Netanyahu thanked the Prime Minister for her “resolute stand against anti-Semitism” before a speech later where she will speak out against “new and pernicious form” of the anti-Jewish hatred.
At a dinner to mark the Balfour Declaration’s centenary she will say that “criticising the government of Israel is never – and can never be – an excuse for hatred against the Jewish people”.
Labour leader Jeremy Corbyn will not be at the dinner, with the party represented by shadow foreign secretary Emily Thornberry, who will also go to an event held by the Palestinian side.
Labour has been dogged by allegations of anti-Semitism against some members despite Corbyn’s insistence that such views will not be tolerated.
A senior Labour source said: “Jeremy Corbyn is unable to attend that particular dinner, but Emily Thornberry is going in his place. He had other engagements. That goes for many, many other events of that kind.”
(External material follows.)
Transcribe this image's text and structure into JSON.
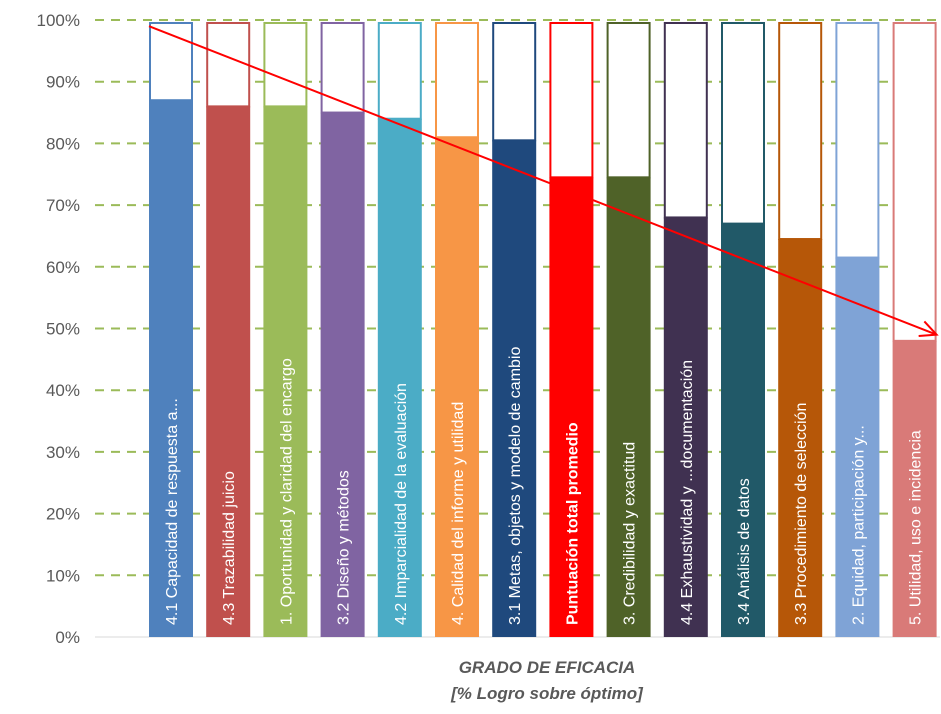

Amnesty International said May should use Netanyahu’s visit to tackle him about “Israel’s mass human rights violations”.
Kate Allen, director of Amnesty’s United Kingdom section, said: “It’s not just Balfour which is being marked this year, it’s also 50 years since Israel’s oppressive military occupation of the Palestinian territory began – an occupation which shows no sign of becoming any less cruel for the millions of Palestinians suffering under it.”
Thornberry stressed Labour’s “long-standing, unstinting and unequivocal support for the state of Israel” at an event in Westminster.
The shadow foreign secretary told the Bicom-Jewish News policy conference that while there were “challenges” to be addressed in relation to the rights of Palestinians, “modernIsrael stands out as a beacon of freedom, equality and democracy”.
She added that “there should be no place in modern society and, let me stress, no place in the Labour Party” for people who hold the “abhorrent view” that Israel should not have the right to exist.
“Anyone who believes in a two-state solution loses all right to a hearing if they simultaneously indulge those who deny one of those states its very right to exist,” she said.
Corbyn said the anniversary should be marked by recognising Palestine and increasing pressure on Israel over the occupied territories.
He said: “The fact that this promise by what was then colonial Britain is celebrated by one side and commemorated as a disaster by the other reflects the continuing tragedy at the heart of the Israel-Palestine conflict.
“Balfour promised to help establish a national home for the Jewish people in Palestine while pledging that nothing would be done to prejudice the rights of its ‘existing non-Jewish communities’, a reference to the Palestinian Arabs who then made up 90% of the population.
“A hundred years on, the second part of Britain’s pledge has still not been fulfilled, and Britain’s historic role means we have a special responsibility to the Palestinian people, who are still denied their basic rights.
“So let us mark the Balfour anniversary by recognising Palestine as a step towards a genuine two state solution of the Israel-Palestine conflict, increasing international pressure for an end to the 50-year occupation of the Palestinian territories, illegal settlement expansion and the blockade of Gaza.”